Dans la nuit du 2 au 3 octobre 2020, il est tombé plus de 650 millions de tonnes d’eau sur les vallées maralpines. La Roya, la Tinée, la Vésubie et, dans une moindre mesure, l’Esteron ont subi un véritable cataclysme dont on se souvient encore.
*GÉRARD PIEL a été vice-président, communiste, du conseil régional PACA.
MICHEL MASSEGLIA anime des associations de la vallée de la Roya.
La tempête Alex a laissé derrière elle un paysage dévasté. Les pluies diluviennes et les crues brutales ont ravagé le haut pays des Alpes-Maritimes provoquant « la plus importante catastrophe depuis 1945, en France métropolitaine » : 10 morts, 8 disparus, 13 000 sinistrés, plus de 1 milliard d’euros de dégâts…
Le département subit de plus en plus souvent des catastrophes meurtrières. En quelques années, trois inondations majeures se sont succédé : octobre 2015 en zone littorale, 20 morts, 600 millions de dégâts ; 23 novembre 2019, la quasi-totalité du département est touchée ; Alex en octobre 2020.
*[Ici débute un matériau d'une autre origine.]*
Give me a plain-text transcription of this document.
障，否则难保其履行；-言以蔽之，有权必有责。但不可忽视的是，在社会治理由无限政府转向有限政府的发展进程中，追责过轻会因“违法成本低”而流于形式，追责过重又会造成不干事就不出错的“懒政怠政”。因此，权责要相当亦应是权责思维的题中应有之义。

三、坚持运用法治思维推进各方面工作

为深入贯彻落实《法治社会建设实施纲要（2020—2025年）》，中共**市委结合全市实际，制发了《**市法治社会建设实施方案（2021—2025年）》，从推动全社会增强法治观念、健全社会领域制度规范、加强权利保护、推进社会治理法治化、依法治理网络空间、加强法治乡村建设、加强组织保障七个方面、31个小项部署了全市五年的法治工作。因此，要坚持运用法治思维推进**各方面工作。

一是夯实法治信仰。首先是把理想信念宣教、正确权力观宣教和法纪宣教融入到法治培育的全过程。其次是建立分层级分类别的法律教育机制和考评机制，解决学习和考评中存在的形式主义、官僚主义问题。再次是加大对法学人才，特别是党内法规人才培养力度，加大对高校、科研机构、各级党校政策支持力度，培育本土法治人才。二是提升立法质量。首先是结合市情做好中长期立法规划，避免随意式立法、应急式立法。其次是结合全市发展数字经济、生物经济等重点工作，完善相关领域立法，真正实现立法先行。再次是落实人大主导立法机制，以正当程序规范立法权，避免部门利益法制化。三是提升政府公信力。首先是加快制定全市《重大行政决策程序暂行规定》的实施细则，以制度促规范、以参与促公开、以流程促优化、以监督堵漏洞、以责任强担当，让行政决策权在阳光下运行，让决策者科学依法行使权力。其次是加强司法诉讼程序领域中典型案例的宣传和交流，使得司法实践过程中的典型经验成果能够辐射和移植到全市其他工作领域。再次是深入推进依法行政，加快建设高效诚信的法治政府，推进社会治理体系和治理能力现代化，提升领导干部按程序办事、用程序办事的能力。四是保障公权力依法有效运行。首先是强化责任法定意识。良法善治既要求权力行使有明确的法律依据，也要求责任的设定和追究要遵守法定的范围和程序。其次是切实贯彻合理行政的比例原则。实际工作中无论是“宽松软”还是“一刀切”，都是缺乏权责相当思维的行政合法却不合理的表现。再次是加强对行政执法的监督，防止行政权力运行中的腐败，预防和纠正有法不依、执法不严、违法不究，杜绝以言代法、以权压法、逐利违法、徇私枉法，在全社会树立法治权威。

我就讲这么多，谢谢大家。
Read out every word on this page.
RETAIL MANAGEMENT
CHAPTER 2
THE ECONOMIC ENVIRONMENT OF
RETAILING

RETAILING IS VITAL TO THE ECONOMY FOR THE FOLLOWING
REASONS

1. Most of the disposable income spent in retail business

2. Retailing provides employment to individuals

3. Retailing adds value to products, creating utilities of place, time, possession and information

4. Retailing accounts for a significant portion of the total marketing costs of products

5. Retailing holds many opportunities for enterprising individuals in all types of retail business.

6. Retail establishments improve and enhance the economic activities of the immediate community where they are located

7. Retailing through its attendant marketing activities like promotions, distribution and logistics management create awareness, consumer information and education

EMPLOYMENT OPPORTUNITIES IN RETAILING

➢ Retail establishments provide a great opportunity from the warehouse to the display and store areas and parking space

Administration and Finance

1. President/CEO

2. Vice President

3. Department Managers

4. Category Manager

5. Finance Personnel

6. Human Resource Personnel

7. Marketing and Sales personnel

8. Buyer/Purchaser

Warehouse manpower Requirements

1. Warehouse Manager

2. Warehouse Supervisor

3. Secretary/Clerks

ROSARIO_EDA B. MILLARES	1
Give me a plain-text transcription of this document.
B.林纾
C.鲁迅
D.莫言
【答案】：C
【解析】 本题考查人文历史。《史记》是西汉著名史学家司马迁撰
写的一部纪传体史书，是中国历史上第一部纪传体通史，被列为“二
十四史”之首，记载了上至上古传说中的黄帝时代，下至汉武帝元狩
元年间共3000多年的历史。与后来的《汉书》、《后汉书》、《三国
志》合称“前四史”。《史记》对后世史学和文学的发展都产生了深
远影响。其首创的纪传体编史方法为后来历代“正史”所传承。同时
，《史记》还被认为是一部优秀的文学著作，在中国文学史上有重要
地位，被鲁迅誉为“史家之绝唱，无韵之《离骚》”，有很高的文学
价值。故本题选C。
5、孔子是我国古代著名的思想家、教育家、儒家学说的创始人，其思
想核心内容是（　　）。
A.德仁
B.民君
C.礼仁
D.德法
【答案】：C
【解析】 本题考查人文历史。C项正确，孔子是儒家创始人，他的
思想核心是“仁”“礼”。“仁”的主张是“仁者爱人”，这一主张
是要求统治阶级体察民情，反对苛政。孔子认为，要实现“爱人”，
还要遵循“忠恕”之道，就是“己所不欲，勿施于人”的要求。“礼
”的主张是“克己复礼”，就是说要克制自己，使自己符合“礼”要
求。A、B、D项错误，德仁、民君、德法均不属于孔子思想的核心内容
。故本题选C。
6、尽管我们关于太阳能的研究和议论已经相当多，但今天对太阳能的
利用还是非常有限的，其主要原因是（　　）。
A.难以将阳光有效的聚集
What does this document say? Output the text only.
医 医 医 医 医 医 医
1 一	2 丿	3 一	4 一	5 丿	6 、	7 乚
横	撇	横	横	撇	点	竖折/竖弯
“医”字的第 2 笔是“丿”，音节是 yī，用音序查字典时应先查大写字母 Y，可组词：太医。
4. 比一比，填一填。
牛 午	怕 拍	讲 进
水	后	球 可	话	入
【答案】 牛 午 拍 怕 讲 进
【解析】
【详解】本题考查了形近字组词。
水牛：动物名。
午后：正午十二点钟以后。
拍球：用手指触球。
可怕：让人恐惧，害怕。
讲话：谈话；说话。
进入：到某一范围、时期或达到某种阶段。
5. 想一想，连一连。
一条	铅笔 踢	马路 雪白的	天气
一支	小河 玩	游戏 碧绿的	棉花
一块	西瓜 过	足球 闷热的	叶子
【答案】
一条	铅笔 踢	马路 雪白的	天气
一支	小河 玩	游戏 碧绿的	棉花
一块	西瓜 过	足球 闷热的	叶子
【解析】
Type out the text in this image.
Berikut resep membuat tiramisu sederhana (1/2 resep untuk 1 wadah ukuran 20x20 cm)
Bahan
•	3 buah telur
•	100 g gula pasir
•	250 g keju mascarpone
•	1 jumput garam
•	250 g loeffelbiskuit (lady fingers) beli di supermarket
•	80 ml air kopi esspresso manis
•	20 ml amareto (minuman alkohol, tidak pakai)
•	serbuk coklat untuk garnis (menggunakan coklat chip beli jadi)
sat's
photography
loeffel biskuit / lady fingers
Les inondations ne sont pas le seul fléau auquel doivent faire face les habitants des Alpes-Maritimes ; il y a aussi les risques climatiques, les incendies, les mouvements de terrain, les avalanches, les séismes, et même les tsunamis. Or, plutôt que d’inculquer une culture de la prévention, les élus (pratiquement tous de droite) préfèrent la culture du risque. Quand on privilégie depuis des années le développement débridé du bâtiment et d’un immobilier qui ne répondent pas aux besoins de la population mais à celui de toujours plus de profits, on ne s’embarrasse pas des règles les plus élémentaires de sécurité.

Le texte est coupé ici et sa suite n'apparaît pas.